You bring up an interesting point about Hebrew slavery, which was more like indentured servitude than true slavery, because it had a term limit defined by the seventh-year Jubilee. However, this is not the only kind of slavery which existed. You've got to read all of the text, and pay attention to the details.

Leviticus 25 is one of the chapters covering Jubilee. Leviticus 25:39-43 talks about how a poor Hebrew may sell himself, but must be released on Jubilee. It also says that he is not to be treated as a slave. In contrast is Leviticus 25:44-46, God instructs the Israelites to buy their slaves from other nations, and that these types of slaves are property which can be willed and inherited, precisely like the slaves of the United States were treated.

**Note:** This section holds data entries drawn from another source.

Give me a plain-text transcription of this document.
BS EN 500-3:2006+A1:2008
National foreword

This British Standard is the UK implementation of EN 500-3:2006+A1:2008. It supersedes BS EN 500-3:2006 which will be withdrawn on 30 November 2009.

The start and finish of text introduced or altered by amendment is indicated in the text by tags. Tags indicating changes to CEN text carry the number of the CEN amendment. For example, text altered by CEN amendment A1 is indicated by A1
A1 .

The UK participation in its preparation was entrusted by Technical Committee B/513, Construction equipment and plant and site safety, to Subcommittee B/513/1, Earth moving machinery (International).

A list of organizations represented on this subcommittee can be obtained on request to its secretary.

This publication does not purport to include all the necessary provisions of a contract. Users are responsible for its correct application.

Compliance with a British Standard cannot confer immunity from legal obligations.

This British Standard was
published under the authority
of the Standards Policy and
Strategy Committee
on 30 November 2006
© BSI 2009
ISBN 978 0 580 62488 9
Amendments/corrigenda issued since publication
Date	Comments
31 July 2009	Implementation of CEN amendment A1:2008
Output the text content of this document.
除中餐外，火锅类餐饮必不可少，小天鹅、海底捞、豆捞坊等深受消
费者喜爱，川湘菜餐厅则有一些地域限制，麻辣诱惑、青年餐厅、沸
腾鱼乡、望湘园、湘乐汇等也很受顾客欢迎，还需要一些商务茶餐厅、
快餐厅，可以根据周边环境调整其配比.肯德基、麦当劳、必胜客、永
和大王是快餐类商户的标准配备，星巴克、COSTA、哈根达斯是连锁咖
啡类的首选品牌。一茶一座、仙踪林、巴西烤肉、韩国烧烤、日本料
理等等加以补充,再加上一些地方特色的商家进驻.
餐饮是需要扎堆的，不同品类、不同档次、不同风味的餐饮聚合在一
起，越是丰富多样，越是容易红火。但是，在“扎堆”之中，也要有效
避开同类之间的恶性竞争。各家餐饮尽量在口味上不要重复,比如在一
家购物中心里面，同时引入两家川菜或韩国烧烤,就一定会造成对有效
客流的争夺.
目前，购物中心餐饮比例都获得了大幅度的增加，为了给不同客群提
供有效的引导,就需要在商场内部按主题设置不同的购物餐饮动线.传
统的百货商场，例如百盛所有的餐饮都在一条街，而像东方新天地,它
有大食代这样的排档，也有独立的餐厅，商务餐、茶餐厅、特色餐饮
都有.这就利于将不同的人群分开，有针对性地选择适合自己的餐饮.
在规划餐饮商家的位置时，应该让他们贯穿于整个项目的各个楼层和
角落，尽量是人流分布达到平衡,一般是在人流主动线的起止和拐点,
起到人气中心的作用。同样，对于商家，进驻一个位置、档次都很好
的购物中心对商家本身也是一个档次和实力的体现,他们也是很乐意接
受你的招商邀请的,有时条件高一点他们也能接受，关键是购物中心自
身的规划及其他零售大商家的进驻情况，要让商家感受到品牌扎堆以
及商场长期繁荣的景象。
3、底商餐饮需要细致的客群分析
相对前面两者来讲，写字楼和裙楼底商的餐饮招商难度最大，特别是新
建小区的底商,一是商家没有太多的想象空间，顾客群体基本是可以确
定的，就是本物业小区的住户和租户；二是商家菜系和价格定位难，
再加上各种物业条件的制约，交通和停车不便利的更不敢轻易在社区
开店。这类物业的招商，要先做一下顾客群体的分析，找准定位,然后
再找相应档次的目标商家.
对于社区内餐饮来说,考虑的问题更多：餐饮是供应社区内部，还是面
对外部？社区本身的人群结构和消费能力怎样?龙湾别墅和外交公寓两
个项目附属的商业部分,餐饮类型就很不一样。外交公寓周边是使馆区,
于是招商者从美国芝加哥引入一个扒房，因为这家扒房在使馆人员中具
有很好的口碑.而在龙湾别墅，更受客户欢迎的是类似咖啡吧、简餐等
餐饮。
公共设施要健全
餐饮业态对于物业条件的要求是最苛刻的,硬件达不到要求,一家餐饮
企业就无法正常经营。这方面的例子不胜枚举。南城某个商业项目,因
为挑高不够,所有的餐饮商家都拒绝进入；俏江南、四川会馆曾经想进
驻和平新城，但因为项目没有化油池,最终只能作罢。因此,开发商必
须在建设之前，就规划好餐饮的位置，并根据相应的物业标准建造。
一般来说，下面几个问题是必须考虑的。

In that last verse, Leviticus 25:46, you can see the double standard God has established in the treatment of slaves versus the Hebrew servants. The rest of that chapter explicitly explains that it is only, only, the Hebrew servants which are to be freed during Jubilee.

So whether or not Christianity today advocates slavery, God, Himself, at one time did.

Furthermore, God defined a double-standard of justice for slaves, such as Exodus 21:26-27. Where God would have prescribed eye-for-eye, tooth-for-tooth justice for free citizens, instead a slave just gets freed if his master knocks out a tooth or blinds him while his master receives no punishment. In Exodus 21:28-32, you see that if a wild bull kills a free man, the bull's owner will get put to death. But if the wild bull kills a slave, then the bull's owner just has to pay the slave's owner a fine.

So God not only advocated slavery, bu also advocated the treatment of slaves as second-class citizens, not worthy of the same justice which is afforded free men. That's not really what I would expect to see from a loving God. How about you?

I've spilled enough virtual ink for one argument. Let's cover oppression and genocide after we get slavery resolved.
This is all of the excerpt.